Hébergement & hôtel

Focus sur les responsabilités des hôteliers envers les clients

Les clients ne sont jamais entièrement à l’abri des voleurs même s’ils ont choisi de séjourner au sein d’un établissement hôtelier 5 étoiles. Aussi, les gérants des hôtels ne peuvent jamais être totalement sûrs que des voleurs ne s’introduiront pas dans leurs enceintes même s’ils sont mis en place le meilleur système de sécurité qui puisse exister. Il en est de même pour les cas de sinistres. Il est donc important de connaître la responsabilité de l’hôtelier dans ces genres de situations.

Que dit la loi sur la responsabilité de l’hôtelier ?

Dans le Code civil, les articles 1953 et 1954 font référence à la présumée responsabilité des hôteliers si jamais les clients se font volés ou si jamais il y a des dommages causés à leurs bagages (ou autres affaires et objets qu’ils ont amenés au sein de l’établissement. Pour se faire indemniser, le client n’est pas dans l’obligation de démonter la faute de l’hôtelier. Cependant, il y a une certaine limite à cette présomption de responsabilité. L’indemnisation est limitée à hauteur de 100 fois le prix de la chambre dans le cas où le vol s’est déroulé à l’intérieur même de la chambre. Autrement dit, si le tarif de la chambre est de 50 euros, le client ne pourrait pas obtenir un remboursement dont la valeur dépasse les 5 000 euros. Pour les vols qui sont survenus dans le parking de l’hôtel, la limite du remboursement est de 50 fois le coût de la chambre prise par le client. En ce qui concerne les affaires qui ont été remises à la réception et qui ont été perdues ou endommagées, le remboursement n’est sujet d’aucune limitation.

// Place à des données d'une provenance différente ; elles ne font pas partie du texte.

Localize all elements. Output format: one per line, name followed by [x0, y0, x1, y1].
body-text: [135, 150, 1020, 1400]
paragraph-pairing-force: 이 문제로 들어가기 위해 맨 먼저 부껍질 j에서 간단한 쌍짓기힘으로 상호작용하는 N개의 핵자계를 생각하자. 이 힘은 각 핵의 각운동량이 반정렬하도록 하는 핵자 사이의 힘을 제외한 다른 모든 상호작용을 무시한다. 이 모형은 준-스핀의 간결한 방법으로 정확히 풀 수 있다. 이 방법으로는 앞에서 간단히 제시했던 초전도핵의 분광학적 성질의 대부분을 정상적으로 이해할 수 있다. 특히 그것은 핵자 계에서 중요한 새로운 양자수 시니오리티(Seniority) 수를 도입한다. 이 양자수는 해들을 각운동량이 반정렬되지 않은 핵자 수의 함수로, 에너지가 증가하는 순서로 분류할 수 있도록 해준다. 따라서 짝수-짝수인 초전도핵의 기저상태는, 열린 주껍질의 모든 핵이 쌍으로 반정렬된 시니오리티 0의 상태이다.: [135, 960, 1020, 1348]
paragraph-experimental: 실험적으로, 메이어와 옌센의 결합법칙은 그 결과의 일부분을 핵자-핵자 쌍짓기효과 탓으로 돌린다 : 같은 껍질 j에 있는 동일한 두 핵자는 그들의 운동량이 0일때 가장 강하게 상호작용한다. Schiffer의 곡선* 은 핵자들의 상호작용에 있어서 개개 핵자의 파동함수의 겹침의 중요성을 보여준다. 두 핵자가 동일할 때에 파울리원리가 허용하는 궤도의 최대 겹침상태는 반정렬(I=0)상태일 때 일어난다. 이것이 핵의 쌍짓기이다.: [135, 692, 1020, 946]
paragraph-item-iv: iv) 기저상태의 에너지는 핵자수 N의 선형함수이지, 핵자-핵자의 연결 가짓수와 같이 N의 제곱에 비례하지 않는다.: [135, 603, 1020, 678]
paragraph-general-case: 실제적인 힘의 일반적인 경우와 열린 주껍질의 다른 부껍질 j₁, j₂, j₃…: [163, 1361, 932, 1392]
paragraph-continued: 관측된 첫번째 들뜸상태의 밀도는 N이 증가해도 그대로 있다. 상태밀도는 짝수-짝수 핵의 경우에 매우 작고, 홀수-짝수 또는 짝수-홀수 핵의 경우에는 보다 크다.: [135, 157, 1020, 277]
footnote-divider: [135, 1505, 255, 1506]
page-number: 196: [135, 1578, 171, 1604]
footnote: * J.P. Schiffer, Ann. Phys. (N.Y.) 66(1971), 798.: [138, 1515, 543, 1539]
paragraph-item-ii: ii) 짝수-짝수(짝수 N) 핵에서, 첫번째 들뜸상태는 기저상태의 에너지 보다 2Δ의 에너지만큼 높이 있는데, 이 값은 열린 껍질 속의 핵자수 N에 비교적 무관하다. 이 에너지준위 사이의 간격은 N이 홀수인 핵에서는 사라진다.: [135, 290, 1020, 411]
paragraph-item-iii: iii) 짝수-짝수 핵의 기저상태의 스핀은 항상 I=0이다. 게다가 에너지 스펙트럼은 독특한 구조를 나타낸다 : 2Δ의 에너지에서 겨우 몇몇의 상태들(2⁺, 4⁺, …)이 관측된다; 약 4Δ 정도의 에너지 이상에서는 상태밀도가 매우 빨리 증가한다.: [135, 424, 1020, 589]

L’hôtelier peut-il se dispenser de cette responsabilité ?

L’hôtelier peut s’exonérer de cette responsabilité dans le cas où il parvient à prouver que le client est fautif. C’est le cas, par exemple, lorsque le client oublie de fermer sa porte ou sa fenêtre de la chambre ou encore lorsqu’il ne range pas ses objets de valeur dans le coffre-fort alors qu’il en dispose un. L’hôtelier peut aussi être exonéré de la présomption de responsabilité en cas de force majeure, c’est-à-dire en cas de catastrophe naturelle.
Il est à noter que la présomption de responsabilité est uniquement valable pour les établissements qui réalisent des prestations hôtelières (hôteliers et aubergistes). Sur le plan juridique, les panneaux déniant la responsabilité de l’hôtelier n’ont aucune valeur.